Le « menhir » voisin de ces fortifications reste souvent surnommé « doigt de Gargantua » (Cf article précédent publié en juillet dernier sur ce blog, lien web ci-dessus). Il est parfois considéré comme le bâton du géant rabelaisien. Dans un ouvrage sur la littérature orale de Haute-Bretagne, Paul Sébillot écrit ceci : « En plusieurs endroits, notamment à Plévenon, on montre le lieu d’où il s’élança pour se rendre à Jersey. Une pierre haute d’environ trois mètres, qui se trouve à côté du fort La Latte en Plévenon, se nomme le bâton de Gargantua, c’est vraisemblablement un menhir, il est enfoncé dans un gros rocher qui lui sert de piédestal et dont l’un des côtés est orné d’un bas-relief grossier, représentant une croix qui surmonte une sorte d’autel, sur le dessus de la pierre est sculptée l’empreinte d’un soulier long de 60 centimètres environ, pointu par le bout comme les souliers de fer des chevaliers et à côté est gravé le bout d’un canne carrée.» (P.Sébillot in « Littérature orale de Haute-Bretagne », S III ‘Gargantua en Haute -Bretagne ‘, page 33, année 1881). Par ailleurs Sébillot semblait comparer le bâton de Gargantua à celui de Jean de l’ours.
Dans un ouvrage de Sébillot sur la tradition de Gargantua (cf biblio en fin d’article), on apprend que selon M-E de la Chenelière, ce mégalithe correspondrait à la canne du géant depuis l’épisode suivant : arrivé sur le rocher plat (servant d’actuel socle à la grande pierre) le gigantesque bonhomme fit un grand effort dans l’intention de bondir jusqu’aux îles Chausey. La roche porte toujours les traces du poids de la flexion car on y voit l’empreinte de ses pieds et car sa canne ploya et se brisa en laissant un morceau planté dans le roc.
En outre ce mégalithe semble également parfois représenter la dent, la canne ou même le sexe de Gargantua. C’est expliqué dans l’ouvrage de Mozzani (cf biblio ci-dessous). On peut y lire que la variante pénienne de la légende proviendrait d’une époque plus récente. N’est-il pas logique de voir une telle évolution des vraisemblables connotations phalliques véhiculées par certaines images légendaires (bâton, doigt, aiguille) liées à ce menhir ?
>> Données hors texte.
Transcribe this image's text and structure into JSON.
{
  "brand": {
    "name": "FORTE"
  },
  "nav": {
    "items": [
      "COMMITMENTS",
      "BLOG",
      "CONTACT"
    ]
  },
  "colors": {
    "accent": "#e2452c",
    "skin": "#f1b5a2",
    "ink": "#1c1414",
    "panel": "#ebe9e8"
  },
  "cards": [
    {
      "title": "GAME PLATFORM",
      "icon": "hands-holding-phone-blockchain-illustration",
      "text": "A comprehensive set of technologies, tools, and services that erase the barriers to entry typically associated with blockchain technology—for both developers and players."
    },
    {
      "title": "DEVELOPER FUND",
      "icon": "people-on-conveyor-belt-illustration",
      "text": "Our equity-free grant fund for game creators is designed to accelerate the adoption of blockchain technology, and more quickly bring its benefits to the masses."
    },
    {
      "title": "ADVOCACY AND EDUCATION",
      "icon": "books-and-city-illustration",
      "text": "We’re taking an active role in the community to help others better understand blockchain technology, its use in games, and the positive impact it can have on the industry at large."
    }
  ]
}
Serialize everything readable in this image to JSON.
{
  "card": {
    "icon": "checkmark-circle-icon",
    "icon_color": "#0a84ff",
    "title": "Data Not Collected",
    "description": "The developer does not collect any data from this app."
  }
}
Le « Dictionnaire de la France merveilleuse « (par M.C Delmas, cf biblio ci-dessous) indique que ce mégalithe parfois surnommé « aiguille de Gargantua » abriterait, pour les uns, la tombe du géant et, selon les autres, constituerait le bâton que ce légendaire bonhomme aurait planté dans le sol en voulant enjamber la mer.
Comme nous l’avons évoqué dans l’article blog précédent, cette pierre répond parfois au nom d’« aiguille du guerrier » : doit-on forcément voir dans cette dénomination une allusion plus ou moins claire au héros rabelaisien ? Pourrait-il aussi s’agir d’un guerrier dans une éventuelle vieille légende locale plus ou moins oubliée probablement antérieure au fameux géant ?
Par ailleurs Sébillot (page 34 dans l’ouvrage de littérature orale de Haute-Bretagne mentionné ci-dessus) explique qu’un menhir à Saint Suliac porte également le surnom de « dent de Gargantua ».
On entend aussi parfois que dans le parc de La Latte non loin de ce menhir les pieds ou sabots du géant auraient laissé leur trace dans la roche.
Ce héros cher à Rabelais présente bien des liens avec le folklore de la région.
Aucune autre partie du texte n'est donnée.